Invadopodia (Podosomes): Larger projections, 3-D forms crucial for tissue barrier crossing (metastasis).
Bleb: Formed when the plasma membrane detaches from the cortex.
Case Study: Keratocytes
Description::
Epithelial cells from frog or fish epidermis, specialized for rapid movement (~30 μm/min).
Characterized by large lamellipodial extensions and small trailing cell bodies.
Notably used in wound healing; allows for observation of movement over time.
Lamellipodia Dynamics
Characteristics:
Actin networks are stationary regarding the substrate; exhibits treadmilling where plus ends point towards migration direction.
Branching of actin is facilitated by ARP complexes, creating a characteristic 70° angle.
Maintaining Unidirectional Movement
Requirements for Movement:
Interacting proteins for filament nucleation at leading edge must coordinate with depolymerization behind.

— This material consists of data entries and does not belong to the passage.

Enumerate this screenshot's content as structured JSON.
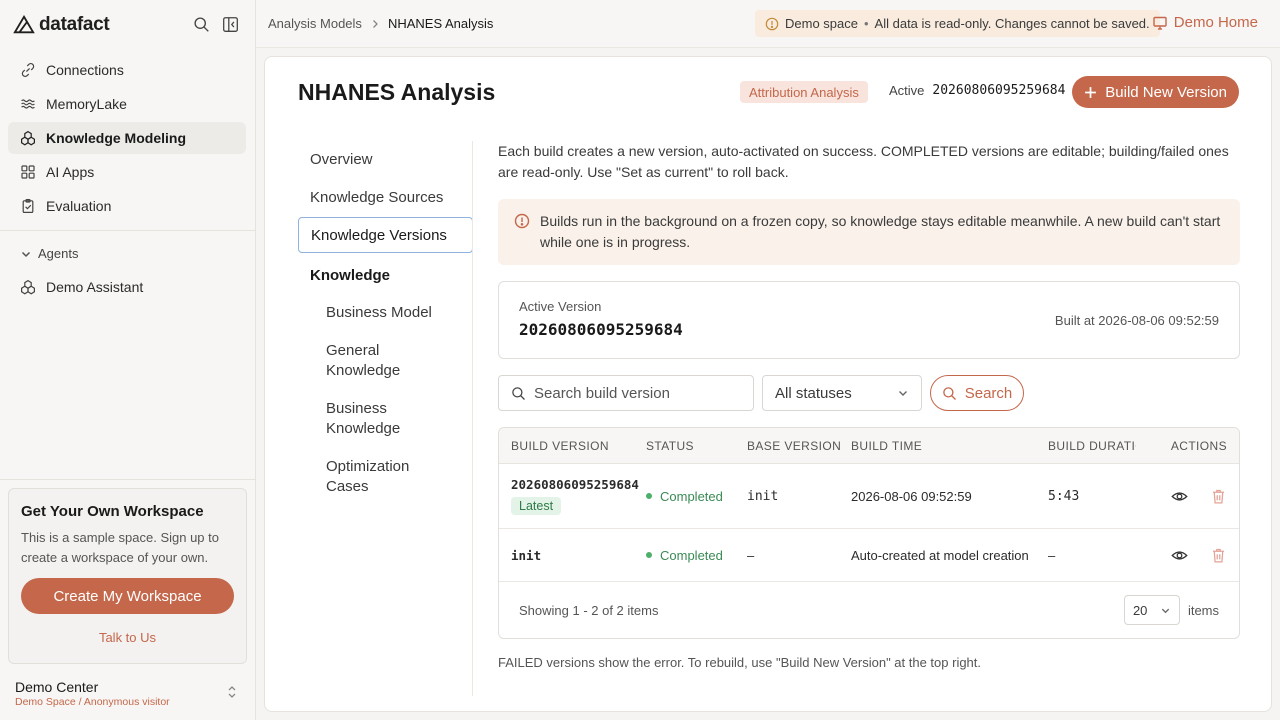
{
  "app": {
    "brand": "datafact"
  },
  "sidebar": {
    "items": [
      {
        "label": "Connections",
        "icon": "link-icon"
      },
      {
        "label": "MemoryLake",
        "icon": "waves-icon"
      },
      {
        "label": "Knowledge Modeling",
        "icon": "cubes-icon",
        "active": true
      },
      {
        "label": "AI Apps",
        "icon": "grid-icon"
      },
      {
        "label": "Evaluation",
        "icon": "clipboard-icon"
      }
    ],
    "agents_header": "Agents",
    "agents": [
      {
        "label": "Demo Assistant"
      }
    ],
    "promo": {
      "title": "Get Your Own Workspace",
      "text": "This is a sample space. Sign up to create a workspace of your own.",
      "button": "Create My Workspace",
      "link": "Talk to Us"
    },
    "user": {
      "name": "Demo Center",
      "sub": "Demo Space / Anonymous visitor"
    }
  },
  "topbar": {
    "breadcrumbs": [
      "Analysis Models",
      "NHANES Analysis"
    ],
    "banner_label": "Demo space",
    "banner_text": "All data is read-only. Changes cannot be saved.",
    "demo_home": "Demo Home"
  },
  "page": {
    "title": "NHANES Analysis",
    "type_tag": "Attribution Analysis",
    "active_label": "Active",
    "active_version": "20260806095259684",
    "build_button": "Build New Version"
  },
  "subnav": {
    "items": [
      "Overview",
      "Knowledge Sources",
      "Knowledge Versions"
    ],
    "section": "Knowledge",
    "children": [
      "Business Model",
      "General Knowledge",
      "Business Knowledge",
      "Optimization Cases"
    ]
  },
  "content": {
    "intro": "Each build creates a new version, auto-activated on success. COMPLETED versions are editable; building/failed ones are read-only. Use \"Set as current\" to roll back.",
    "notice": "Builds run in the background on a frozen copy, so knowledge stays editable meanwhile. A new build can't start while one is in progress.",
    "active_card": {
      "label": "Active Version",
      "value": "20260806095259684",
      "built": "Built at 2026-08-06 09:52:59"
    },
    "search_placeholder": "Search build version",
    "status_filter": "All statuses",
    "search_button": "Search",
    "table": {
      "headers": [
        "BUILD VERSION",
        "STATUS",
        "BASE VERSION",
        "BUILD TIME",
        "BUILD DURATION",
        "ACTIONS"
      ],
      "rows": [
        {
          "version": "20260806095259684",
          "badge": "Latest",
          "status": "Completed",
          "base": "init",
          "time": "2026-08-06 09:52:59",
          "duration": "5:43"
        },
        {
          "version": "init",
          "badge": "",
          "status": "Completed",
          "base": "–",
          "time": "Auto-created at model creation",
          "duration": "–"
        }
      ]
    },
    "pagination": {
      "summary": "Showing 1 - 2 of 2 items",
      "page_size": "20",
      "unit": "items"
    },
    "footnote": "FAILED versions show the error. To rebuild, use \"Build New Version\" at the top right."
  },
  "colors": {
    "accent": "#c4674a",
    "success": "#4caf6a",
    "focus": "#8fb3de"
  }
}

Cofilin preferentially binds to D-form actin, promoting treadmilling essential for directional movement.
Actin-Associated Proteins
Functional Role:
Focal adhesions connect migrating cells to the extracellular matrix.
Sarcomere-like contractions of myosin orient actin filaments to facilitate forward motion, ensuring engagement of integrins.
Regulation of Actin Rearrangement in Migration
Importance of Coordination:
Cell migration necessitates synchrony between protrusion and retraction.
Rho protein family (Cdc42, Rac, Rho) regulates actin dynamics and polarization.
Rho Proteins Overview
Functionality:
Small monomeric GTPases act as molecular switches in signaling pathways.
Activated Cdc42 induces filopodia, Rac drives lamellipodia, and Rho promotes stress fibers and focal contact formation.
Cdc42 Activation and Actin Polymerization
Mechanism:
Cdc42-GTP stabilizes WASp proteins to promote actin nucleation through the ARP 2/3 complex, enhancing cellular motility.
Other Examples of Cell Migration
Chemotaxis:
Cell movement in response to chemical gradients (e.g., neutrophils to bacterial infection, Dictyostelium towards cAMP).
Discussion Questions (Unit 06 – Part 5)
How does a cell crawl and what protrusions are involved?
Why are keratocytes an effective model for studying cell movement?
What roles do Rho family proteins play in cellular dynamics?
What factors stimulate cellular movement and how is this initiated?